Letzten Freitag habe ich an einer überaus interessanten Tagung in der Europäischen Akademie Bozen / eurac teilgenommen. Ca 45 Tourismusmanager aus Südtirol, der Schweiz und Österreich sind der Einladung seitens des Institutes für Regionalentwicklung und Standortmanagement gefolgt.

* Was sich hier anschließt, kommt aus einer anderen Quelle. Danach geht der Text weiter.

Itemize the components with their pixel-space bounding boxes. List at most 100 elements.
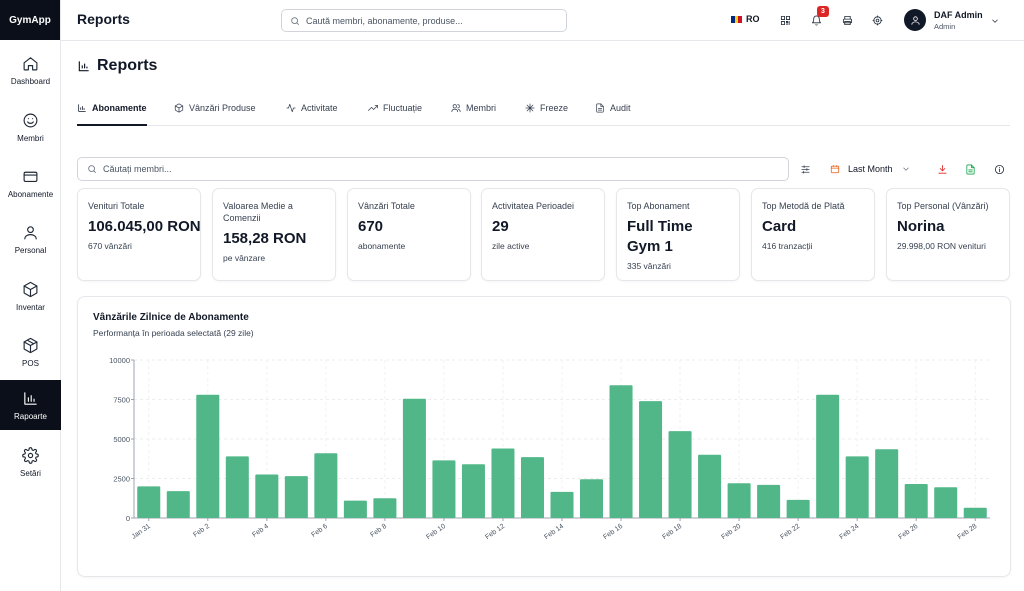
card-value: Norina: [897, 218, 945, 235]
chart-bar: [580, 479, 604, 518]
global-search-input[interactable]: Caută membri, abonamente, produse...: [281, 9, 567, 32]
sidebar-item-inventory[interactable]: Inventar: [0, 271, 61, 321]
card-value: Full Time Gym 1: [627, 218, 693, 255]
sidebar-item-members[interactable]: Membri: [0, 102, 61, 152]
y-tick-label: 0: [126, 514, 130, 523]
user-avatar[interactable]: [904, 9, 926, 31]
sidebar-item-settings[interactable]: Setări: [0, 437, 61, 487]
sidebar-item-label: POS: [22, 358, 39, 368]
sidebar: GymApp Dashboard Membri Abonamente Perso…: [0, 0, 61, 591]
chart-title: Vânzările Zilnice de Abonamente: [93, 312, 249, 323]
tab-members[interactable]: Membri: [451, 97, 496, 126]
card-sub: 416 tranzacții: [762, 241, 813, 251]
tab-churn[interactable]: Fluctuație: [368, 97, 422, 126]
sidebar-item-dashboard[interactable]: Dashboard: [0, 45, 61, 95]
top-bar: Reports Caută membri, abonamente, produs…: [61, 0, 1024, 41]
tab-activity[interactable]: Activitate: [286, 97, 338, 126]
chart-bar: [196, 394, 220, 518]
card-label: Activitatea Perioadei: [492, 201, 575, 211]
package-icon: [174, 103, 184, 113]
chart-bar: [343, 500, 367, 518]
chart-bar: [639, 401, 663, 518]
daily-sales-bar-chart: 0 2500 5000 7500 10000 Jan 31 Feb 2 Feb 4 Feb 6 F…: [109, 356, 990, 541]
users-icon: [451, 104, 461, 113]
member-search-placeholder: Căutați membri...: [103, 164, 172, 174]
gear-icon: [22, 446, 39, 464]
tab-subscriptions[interactable]: Abonamente: [77, 97, 147, 126]
x-tick-label: Feb 4: [251, 523, 270, 539]
card-sub: pe vânzare: [223, 253, 266, 263]
chart-bar: [757, 484, 781, 518]
card-value: 670: [358, 218, 384, 235]
sidebar-item-subscriptions[interactable]: Abonamente: [0, 158, 61, 208]
gear-icon: [872, 15, 882, 25]
tab-freeze[interactable]: Freeze: [525, 97, 568, 126]
report-tabs: Abonamente Vânzări Produse Activitate Fl…: [77, 97, 1010, 126]
user-name: DAF Admin: [934, 10, 983, 20]
x-tick-label: Jan 31: [131, 523, 152, 541]
bell-icon: [811, 15, 821, 26]
sliders-icon: [800, 164, 810, 174]
chart-bar: [668, 431, 692, 518]
stat-card-period-activity: Activitatea Perioadei 29 zile active: [481, 188, 605, 281]
chart-bar: [845, 456, 869, 518]
user-icon: [24, 225, 37, 239]
x-tick-label: Feb 18: [661, 523, 683, 541]
download-button[interactable]: [934, 161, 950, 177]
chart-bar: [934, 487, 958, 518]
chart-bar: [727, 483, 751, 518]
info-button[interactable]: [991, 161, 1007, 177]
card-label: Top Abonament: [627, 201, 690, 211]
sidebar-item-reports[interactable]: Rapoarte: [0, 380, 61, 430]
card-label: Vânzări Totale: [358, 201, 415, 211]
chart-bar: [875, 449, 899, 518]
activity-icon: [286, 103, 296, 113]
chart-bar: [255, 474, 279, 518]
tab-label: Membri: [466, 103, 497, 113]
bar-chart-icon: [78, 104, 86, 112]
qr-code-icon: [780, 15, 790, 25]
print-button[interactable]: [839, 12, 855, 28]
card-sub: 29.998,00 RON venituri: [897, 241, 986, 251]
x-tick-label: Feb 12: [484, 523, 506, 541]
y-tick-label: 10000: [109, 356, 130, 365]
stat-card-top-payment-method: Top Metodă de Plată Card 416 tranzacții: [751, 188, 875, 281]
sidebar-item-pos[interactable]: POS: [0, 327, 61, 377]
spreadsheet-icon: [965, 164, 975, 174]
printer-icon: [842, 15, 852, 25]
calendar-icon: [830, 165, 840, 174]
chart-bar: [225, 456, 249, 518]
notification-badge: 3: [817, 6, 829, 17]
sidebar-item-staff[interactable]: Personal: [0, 214, 61, 264]
download-icon: [937, 164, 947, 174]
brand-logo[interactable]: GymApp: [0, 0, 60, 40]
trending-up-icon: [368, 105, 378, 111]
search-icon: [88, 165, 97, 174]
x-tick-label: Feb 28: [957, 523, 979, 541]
chart-bar: [698, 454, 722, 518]
chart-bar: [816, 394, 840, 518]
user-icon: [910, 15, 920, 25]
notifications-button[interactable]: 3: [808, 6, 829, 28]
stat-card-total-revenue: Venituri Totale 106.045,00 RON 670 vânză…: [77, 188, 201, 281]
chart-bar: [402, 398, 426, 518]
sidebar-item-label: Personal: [14, 245, 47, 255]
info-icon: [994, 164, 1004, 174]
settings-button[interactable]: [869, 12, 885, 28]
period-select[interactable]: Last Month: [830, 160, 911, 178]
member-search-input[interactable]: Căutați membri...: [77, 157, 789, 181]
qr-scan-button[interactable]: [777, 12, 793, 28]
search-icon: [291, 16, 300, 25]
card-value: 29: [492, 218, 509, 235]
user-menu-toggle[interactable]: [990, 13, 1002, 25]
tab-product-sales[interactable]: Vânzări Produse: [174, 97, 256, 126]
chart-bar: [904, 484, 928, 518]
filters-button[interactable]: [797, 161, 813, 177]
language-selector[interactable]: RO: [731, 14, 760, 24]
tab-audit[interactable]: Audit: [595, 97, 631, 126]
chart-bar: [461, 464, 485, 518]
chevron-down-icon: [992, 19, 998, 23]
chart-bar: [137, 486, 161, 518]
export-button[interactable]: [962, 161, 978, 177]
stat-card-total-sales: Vânzări Totale 670 abonamente: [347, 188, 471, 281]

Zur Diskussion stand einerseits die neue Rolle der Tourismusmanager angesichts komplexer werdenden Märkte und Produkte und zum anderen der „Wandel“ vom „Destination Management“ zur „Destination Governance“. In der aktuellen akademischen Diskussion scheint das Konzept der „Destination Governance“ das konsolidierte Buzz-Wort „Destination Management“ abzulösen. Zweiteres hatte wesentlich die Diskussionen der letzten beiden Jahrzehnte geprägt. Sehr allgemein gesprochen beschäftigte sich das Destination Management „mit der Schaffung von wettbewerbsfähigen Produkt-/Marktkombinationen durch die kooperative Etablierung von Produktentwicklungs- und Marktbearbeitungsplattformen“ (Def. Pechlaner /Weiermair in „Management von Kulturtourismus“, 2001).

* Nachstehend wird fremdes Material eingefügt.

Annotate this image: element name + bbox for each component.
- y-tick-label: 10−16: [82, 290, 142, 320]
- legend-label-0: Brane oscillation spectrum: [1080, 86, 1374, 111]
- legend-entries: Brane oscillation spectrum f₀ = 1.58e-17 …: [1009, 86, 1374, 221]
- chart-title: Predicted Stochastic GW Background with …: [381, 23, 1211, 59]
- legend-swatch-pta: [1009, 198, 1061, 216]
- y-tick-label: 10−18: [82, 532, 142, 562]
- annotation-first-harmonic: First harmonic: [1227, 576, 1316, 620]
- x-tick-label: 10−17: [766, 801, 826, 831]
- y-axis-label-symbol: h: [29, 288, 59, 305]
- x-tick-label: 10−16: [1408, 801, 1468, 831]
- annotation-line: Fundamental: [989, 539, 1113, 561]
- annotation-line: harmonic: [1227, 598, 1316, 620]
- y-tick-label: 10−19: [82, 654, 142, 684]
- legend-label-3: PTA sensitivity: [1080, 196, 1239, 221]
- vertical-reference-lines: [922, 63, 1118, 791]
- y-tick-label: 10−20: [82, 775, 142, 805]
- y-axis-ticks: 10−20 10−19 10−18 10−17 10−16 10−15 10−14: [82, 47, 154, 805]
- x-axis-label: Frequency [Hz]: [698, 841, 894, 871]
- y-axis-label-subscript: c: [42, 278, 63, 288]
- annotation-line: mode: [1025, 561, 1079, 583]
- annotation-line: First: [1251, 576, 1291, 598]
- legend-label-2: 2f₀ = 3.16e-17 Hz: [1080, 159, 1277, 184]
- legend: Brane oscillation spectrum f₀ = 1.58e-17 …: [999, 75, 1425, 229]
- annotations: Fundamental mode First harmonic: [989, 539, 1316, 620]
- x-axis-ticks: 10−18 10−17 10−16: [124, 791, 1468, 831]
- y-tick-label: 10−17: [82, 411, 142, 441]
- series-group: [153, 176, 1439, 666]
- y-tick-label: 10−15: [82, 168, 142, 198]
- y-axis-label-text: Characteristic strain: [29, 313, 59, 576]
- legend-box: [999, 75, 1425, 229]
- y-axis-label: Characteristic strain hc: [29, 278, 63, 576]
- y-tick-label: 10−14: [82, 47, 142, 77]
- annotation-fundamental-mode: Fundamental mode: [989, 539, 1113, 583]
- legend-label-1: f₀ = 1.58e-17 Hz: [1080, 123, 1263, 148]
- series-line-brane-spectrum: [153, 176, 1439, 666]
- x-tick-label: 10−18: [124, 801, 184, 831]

Aber was ist nun neu an der „Destination Governance“?
Die steigende Komplexität der Produkte & Märkte erlaubt keine Gestaltung der Produktebene „aus einer Hand“, wie es im „Destination Management“ noch möglich schien. Also scheint ein Übergang vom „Denken in einzelnen Strukturen / Organisationen“ zum „Denken in Netzwerken unter Miteinbeziehung aller Stakeholder“ unumgänglich. Dies stellt die Tourismusmanager im Wesentlichen vor 4 neue Erfordernisse:
- Die Steuerung eines selbstregulierenden Destinationsnetzwerkes, das sozusagen in Eigenregie Produkte kreiert und Aktivitäten auf einzelnen Märkten eigenständig setzt
- Die transparente Kontrolle dieses Netzwerkes und die effiziente Kommunikation der eigenen Tätigkeit bzw. jener des Netzwerkes nach Außen (zu den Stakeholdern)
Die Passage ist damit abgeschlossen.